This compression method can be combined with lossless compressiom to achieve even higher compression ratios.
The lossless compression should be done only after the lossy compression this package provides.


# Meta

## Version Numbering

Version code is composed of three numbers:
Major, Minor, Micro

Experimental, alpha or beta versions are indicated by a 0 as one of those three.

First public release starts with Major Version.
Incrementation of Major Version indicates backwards compatibility breaking change in API or fuctionality.

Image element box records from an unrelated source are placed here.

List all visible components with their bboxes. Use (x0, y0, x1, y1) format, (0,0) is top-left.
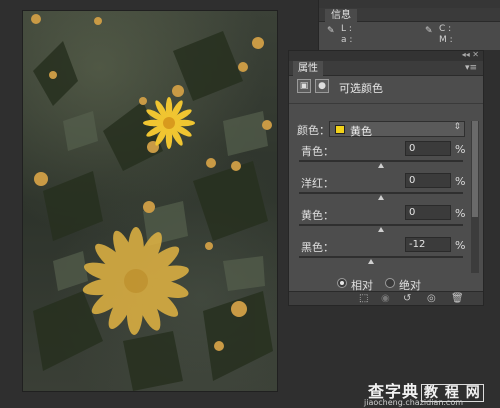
chevron-updown-icon: ⇕ (453, 122, 461, 132)
reset-icon[interactable]: ↺ (403, 293, 411, 304)
yellow-value-input[interactable] (405, 205, 451, 220)
adjustment-header: ▣ ● 可选颜色 (297, 79, 477, 97)
scrollbar-thumb[interactable] (472, 121, 478, 217)
unit-label: % (455, 239, 466, 252)
info-topbar (319, 0, 500, 8)
black-value-input[interactable] (405, 237, 451, 252)
colors-select[interactable]: 黄色 ⇕ (329, 121, 465, 138)
radio-absolute[interactable] (385, 278, 395, 288)
radio-relative[interactable] (337, 278, 347, 288)
clip-to-layer-icon[interactable]: ⬚ (359, 293, 368, 304)
flower-photo (31, 14, 273, 391)
info-cmyk-c: C : (439, 24, 452, 34)
info-tabbar: 信息 (319, 8, 500, 23)
panel-topbar: ◂◂ ✕ (289, 50, 483, 61)
slider-magenta: 洋红： % (297, 173, 467, 200)
adjustment-title: 可选颜色 (339, 82, 383, 95)
color-swatch (335, 125, 345, 134)
slider-thumb[interactable] (378, 195, 384, 200)
watermark-url: jiaocheng.chazidian.com (364, 398, 464, 407)
slider-label: 青色： (301, 145, 334, 158)
properties-tabbar: 属性 ▾≡ (289, 61, 483, 76)
mask-icon[interactable]: ● (315, 79, 329, 93)
panel-collapse-icon[interactable]: ◂◂ ✕ (462, 50, 479, 59)
unit-label: % (455, 207, 466, 220)
properties-footer: ⬚ ◉ ↺ ◎ 🗑 (289, 291, 483, 305)
tab-info[interactable]: 信息 (325, 9, 357, 23)
view-previous-icon[interactable]: ◉ (381, 293, 390, 304)
slider-thumb[interactable] (378, 227, 384, 232)
info-panel: 信息 ✎ L : a : ✎ C : M : (318, 0, 500, 50)
slider-black: 黑色： % (297, 237, 467, 264)
magenta-value-input[interactable] (405, 173, 451, 188)
colors-row: 颜色： 黄色 ⇕ (297, 121, 467, 138)
slider-label: 黑色： (301, 241, 334, 254)
info-lab-l: L : (341, 24, 352, 34)
slider-label: 黄色： (301, 209, 334, 222)
unit-label: % (455, 175, 466, 188)
slider-track[interactable] (299, 160, 463, 162)
divider (289, 103, 483, 104)
eyedropper-icon-cmyk: ✎ (425, 26, 433, 36)
slider-cyan: 青色： % (297, 141, 467, 168)
properties-panel: ◂◂ ✕ 属性 ▾≡ ▣ ● 可选颜色 颜色： 黄色 ⇕ 青色： % 洋红： %… (288, 50, 484, 306)
method-radio-group: 相对 绝对 (337, 277, 457, 292)
daisy-blurred (82, 227, 189, 335)
eyedropper-icon-lab: ✎ (327, 26, 335, 36)
slider-thumb[interactable] (368, 259, 375, 264)
slider-track[interactable] (299, 256, 463, 258)
panel-scrollbar[interactable] (471, 121, 479, 273)
slider-track[interactable] (299, 224, 463, 226)
colors-label: 颜色： (297, 124, 330, 137)
unit-label: % (455, 143, 466, 156)
adjustment-icon[interactable]: ▣ (297, 79, 311, 93)
slider-yellow: 黄色： % (297, 205, 467, 232)
trash-icon[interactable]: 🗑 (451, 293, 464, 304)
cyan-value-input[interactable] (405, 141, 451, 156)
photo-canvas[interactable] (22, 10, 278, 392)
info-lab-a: a : (341, 35, 353, 45)
watermark-logo: 查字典教 程 网 (368, 378, 494, 402)
colors-select-value: 黄色 (350, 125, 372, 138)
panel-menu-icon[interactable]: ▾≡ (465, 63, 477, 73)
info-cmyk-m: M : (439, 35, 453, 45)
slider-thumb[interactable] (378, 163, 384, 168)
slider-track[interactable] (299, 192, 463, 194)
visibility-eye-icon[interactable]: ◎ (427, 293, 436, 304)
slider-label: 洋红： (301, 177, 334, 190)
tab-properties[interactable]: 属性 (293, 61, 323, 76)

Minor Version indicates design 

While the Minor Version is 0, the package is in alpha stage. That means features and API

Later incrementation of the Minor Version signifies upgrades to the features and interfaces.
In general changes here mean changes in the design and specification, but not such that it breaks backwards compatibility
I.e. code that works with _documented_ features of X.n.x will work with X.n+1.y

Micro Version indicate implementation.
These are bugfixes, typo corrections, documentation clarifications.
In Micro Version incementation the _intention_, i.e. intended documented specification of the Minor Version is not changed,
only the implementation.

## Changelog

### 1.0.12 2022-07-16

- Changed README to Markdown-only
- Updated documentation
- Some refactoring
- Fixed type hints to pass MyPy type checking
### 1.0.11 2022-07-16

- Debug plotting improvements
- Added undocumented API for other fitting functions
- More tests
- Profiling and benchmarking from tests
- 

### 1.0.10 2022-05-08


- Cleaned documentation

### 1.0.9 2022-04-03


- Block and stream compression are much more uniform
- Restructuring
- Tests
- Profiling

### 1.0.8 2022-03-20

- Step-by-step style ploting of the compression.

### 1.0.7 2021-12-07

### 1.0.6 2021-12-02

### 1.0.5 2021-12-02

### 1.0.4 2021-12-01

### 1.0.3 2021-11-30

- First release on PyPI.